Opened 8 years ago
Closed 7 years ago
#2779 closed feature request (done)
For model validation and inspection an analysis of residuals over input variables could be insightful
Reported by: | gkronber | Owned by: | gkronber |
---|---|---|---|
Priority: | medium | Milestone: | HeuristicLab 3.3.15 |
Component: | Problems.DataAnalysis.Views | Version: | 3.3.14 |
Keywords: | Cc: |
Description
In model validation we should check if the distribution of residuals is independent of the inputs and the target variable. If patterns are visible in the distribution of residuals this is a hint that the model does not fit the available data well.
We already have the nice bubble chart for analysis of experiments but it works only for runs and not for any kind of tabular data. However, the bubble chart easily handles 10.000 runs so it could potentially be used for this purpose as well.
Change History (19)
comment:1 Changed 8 years ago by gkronber
comment:2 Changed 8 years ago by gkronber
r14890: removed reference to resx file
comment:3 Changed 8 years ago by gkronber
TODO:
Clean up codeAdd absolute rel. error and abs. error- Maybe: restrict number of entries in xAxis dropdown box
- decided against this as I found that it is convenient to color rows by residuals and then show a scatter plot of two input variables.
Move calculated entries (error, prediction, ...) to the top of the dropdown boxremove entries in the dropdown box which are constant
comment:4 follow-up: ↓ 6 Changed 8 years ago by abeham
Having such a view for any tabular data would be really awesome. Maybe something like a dataframe in R? The IDataset is already pretty close to a dataframe. And the Dataset could easily be moved to HeuristicLab.Data where it would be more generally usable as a data structure for tabular data. Row names would probably still be nice to have...
comment:5 Changed 8 years ago by gkronber
- cleaned code (use '>' as a marker for calculated variables)
- added absolute residual and error
comment:6 in reply to: ↑ 4 Changed 8 years ago by gkronber
Replying to abeham:
Having such a view for any tabular data would be really awesome. Maybe something like a dataframe in R? The IDataset is already pretty close to a dataframe. And the Dataset could easily be moved to HeuristicLab.Data where it would be more generally usable as a data structure for tabular data. Row names would probably still be nice to have...
Related to efforts in #2726?
comment:7 Changed 8 years ago by abeham
#2726 is based on IndexedDataTable showing algorithm performance over evaluations as a line chart. I don't think it is related.
comment:8 Changed 7 years ago by gkronber
- Status changed from new to accepted
comment:9 Changed 7 years ago by gkronber
r15024: hide 'constant variables' (only one distinct value)
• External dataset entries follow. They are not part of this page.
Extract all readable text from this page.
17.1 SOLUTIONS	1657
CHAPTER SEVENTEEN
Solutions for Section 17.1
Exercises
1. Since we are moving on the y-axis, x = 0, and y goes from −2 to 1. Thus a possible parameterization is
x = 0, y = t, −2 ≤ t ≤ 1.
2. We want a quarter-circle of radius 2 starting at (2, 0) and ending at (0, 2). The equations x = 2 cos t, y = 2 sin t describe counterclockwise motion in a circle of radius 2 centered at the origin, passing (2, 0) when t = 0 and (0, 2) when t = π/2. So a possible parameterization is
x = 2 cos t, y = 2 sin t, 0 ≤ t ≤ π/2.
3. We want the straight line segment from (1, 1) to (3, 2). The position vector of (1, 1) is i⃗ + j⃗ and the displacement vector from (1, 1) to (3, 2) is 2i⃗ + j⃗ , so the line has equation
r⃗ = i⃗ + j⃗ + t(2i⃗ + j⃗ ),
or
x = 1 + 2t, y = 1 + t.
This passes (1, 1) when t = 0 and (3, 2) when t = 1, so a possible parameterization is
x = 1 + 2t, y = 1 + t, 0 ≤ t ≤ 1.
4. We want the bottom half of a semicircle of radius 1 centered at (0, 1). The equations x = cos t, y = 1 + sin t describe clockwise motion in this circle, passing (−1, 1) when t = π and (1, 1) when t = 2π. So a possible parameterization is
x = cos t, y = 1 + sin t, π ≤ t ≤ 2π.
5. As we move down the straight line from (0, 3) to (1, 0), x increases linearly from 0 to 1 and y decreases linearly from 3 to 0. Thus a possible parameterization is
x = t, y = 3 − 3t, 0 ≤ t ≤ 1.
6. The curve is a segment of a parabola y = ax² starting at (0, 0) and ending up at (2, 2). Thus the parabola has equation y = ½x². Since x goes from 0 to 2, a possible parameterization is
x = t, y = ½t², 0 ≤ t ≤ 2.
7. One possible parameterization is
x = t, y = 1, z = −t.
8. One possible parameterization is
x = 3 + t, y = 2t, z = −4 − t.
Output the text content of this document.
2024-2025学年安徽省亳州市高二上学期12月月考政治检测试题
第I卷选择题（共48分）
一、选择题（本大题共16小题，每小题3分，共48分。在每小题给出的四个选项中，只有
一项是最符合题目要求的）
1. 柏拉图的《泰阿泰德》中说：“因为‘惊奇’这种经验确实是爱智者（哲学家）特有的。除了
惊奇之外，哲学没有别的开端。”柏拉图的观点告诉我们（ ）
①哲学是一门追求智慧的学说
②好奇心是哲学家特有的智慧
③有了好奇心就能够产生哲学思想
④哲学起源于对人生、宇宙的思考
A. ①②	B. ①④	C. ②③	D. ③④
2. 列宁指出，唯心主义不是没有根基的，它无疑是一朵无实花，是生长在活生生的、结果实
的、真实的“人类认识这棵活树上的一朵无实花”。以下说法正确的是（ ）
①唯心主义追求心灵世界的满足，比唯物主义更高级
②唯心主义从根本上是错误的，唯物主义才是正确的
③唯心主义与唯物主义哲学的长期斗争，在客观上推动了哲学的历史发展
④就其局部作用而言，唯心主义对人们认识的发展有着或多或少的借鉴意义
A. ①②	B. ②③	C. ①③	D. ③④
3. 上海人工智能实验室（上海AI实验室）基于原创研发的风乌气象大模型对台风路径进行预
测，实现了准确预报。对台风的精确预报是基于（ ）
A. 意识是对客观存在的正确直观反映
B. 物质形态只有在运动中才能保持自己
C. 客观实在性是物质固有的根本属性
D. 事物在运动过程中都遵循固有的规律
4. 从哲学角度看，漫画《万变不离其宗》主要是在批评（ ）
comment:10 Changed 7 years ago by gkronber
I have used and tested this extensively in the last few weeks and found it really helpful to find systematic errors in models.
comment:11 Changed 7 years ago by gkronber
- Owner changed from gkronber to mkommend
- Status changed from accepted to reviewing
comment:12 Changed 7 years ago by mkommend
r15088: Added target as calculated feature to ResidualAnalysisView.
comment:13 Changed 7 years ago by mkommend
- Owner changed from mkommend to gkronber
- Status changed from reviewing to readytorelease
comment:14 Changed 7 years ago by mkommend
It would be cool to have the solution evaluation views semantically sorted.
comment:15 Changed 7 years ago by mkommend
- Owner changed from gkronber to mkommend
- Status changed from readytorelease to reviewing
comment:16 Changed 7 years ago by mkommend
- Owner changed from mkommend to gkronber
r15094: Implemented necessary methods in the Dataset and ResidualAnalysisView to handle dates correctly.
comment:17 Changed 7 years ago by gkronber
- Status changed from reviewing to readytorelease
comment:18 Changed 7 years ago by gkronber
comment:19 Changed 7 years ago by gkronber
- Resolution set to done
- Status changed from readytorelease to closed
r14889: added a solution view which uses the bubble chart for interactive visualization of model residuals. (HACK)
Also made small modifications to the bubble chart.